Beyond simply raising awareness through social media, Howard believes that the path forward should include education reform and teaching students the history of different minority groups in this country. Currently, she believes that celebrities and public figures can solicit widespread attention to the issue by voicing their support for Asians against hatred. 

“If these famous people support then maybe the [media] will pay attention more,” Howard said. “If somebody attacked me and then nobody supports me, I wonder whether they [would] put that on the news. So, in that case maybe if famous people do more [activism], hopefully we’ll have more people who fight [against this racism].”

Xu shares similar hopes that community leaders can foster solidarity when it comes to combating the issue. 

“Going forward, the community need[s] to have some leaders come out and talk about this and give some instructions, what you need to do, what you can do and how we can help protect ourselves,” Xu said. “I think the leaders need to do something to get all the ordinary Asian people together.”

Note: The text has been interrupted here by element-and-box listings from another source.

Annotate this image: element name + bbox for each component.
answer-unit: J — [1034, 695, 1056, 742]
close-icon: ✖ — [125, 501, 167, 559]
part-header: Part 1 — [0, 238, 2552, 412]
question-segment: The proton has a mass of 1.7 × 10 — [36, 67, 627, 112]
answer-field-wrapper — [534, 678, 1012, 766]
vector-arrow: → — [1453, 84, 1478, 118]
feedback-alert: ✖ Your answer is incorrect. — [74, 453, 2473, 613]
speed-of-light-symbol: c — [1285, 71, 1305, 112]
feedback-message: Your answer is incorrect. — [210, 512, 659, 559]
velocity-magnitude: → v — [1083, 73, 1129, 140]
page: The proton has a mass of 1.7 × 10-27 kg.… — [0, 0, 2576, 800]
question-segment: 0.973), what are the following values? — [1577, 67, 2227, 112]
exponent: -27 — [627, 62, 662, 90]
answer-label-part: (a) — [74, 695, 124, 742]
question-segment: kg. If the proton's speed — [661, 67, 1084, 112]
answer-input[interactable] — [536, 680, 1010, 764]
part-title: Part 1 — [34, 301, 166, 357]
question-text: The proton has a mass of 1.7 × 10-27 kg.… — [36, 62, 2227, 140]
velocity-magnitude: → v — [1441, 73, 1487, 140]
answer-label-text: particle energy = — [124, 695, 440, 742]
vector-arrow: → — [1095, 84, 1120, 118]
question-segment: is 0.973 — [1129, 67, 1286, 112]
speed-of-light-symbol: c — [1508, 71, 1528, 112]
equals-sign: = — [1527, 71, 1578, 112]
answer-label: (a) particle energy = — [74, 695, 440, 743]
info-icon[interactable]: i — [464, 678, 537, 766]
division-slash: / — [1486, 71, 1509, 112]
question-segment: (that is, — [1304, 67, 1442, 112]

Another issue raised due to the crimes is the role of policing, and how an increased police presence in response to these crimes would affect communities. According to TIME, many Asian leaders have stated concerns over a tendency to turn to policing as a solution, referencing the way in which policing as an institution has targeted minority groups, and that a reliance upon draconian measures of cutting down on crime will not resolve the underlying causes of the crimes. Miller echoes this sentiment, critiquing the way in which racism has been individualized rather than viewed as a systemic problem that must be dismantled from the root. 

“I think it’s one thing that people are recognizing increased violence towards us but at the same time it really does us no good to hyper fixate on individual deaths like Vincent Chin, for example, without tying it back to the root of the anti-Asian sentiment,” Miller said. “I’ve seen some people call for more policing in areas to combat the hate crimes and I mean, the police force at its core, it’s a racist institution — it literally started as a slave patrol. So I really don’t think that more policing and more police funding will solve anything. We have to look at not just COVID but instead the West’s sinophobic propaganda over the decades, and how that has created a very strong anti-China sentiment in the U.S.”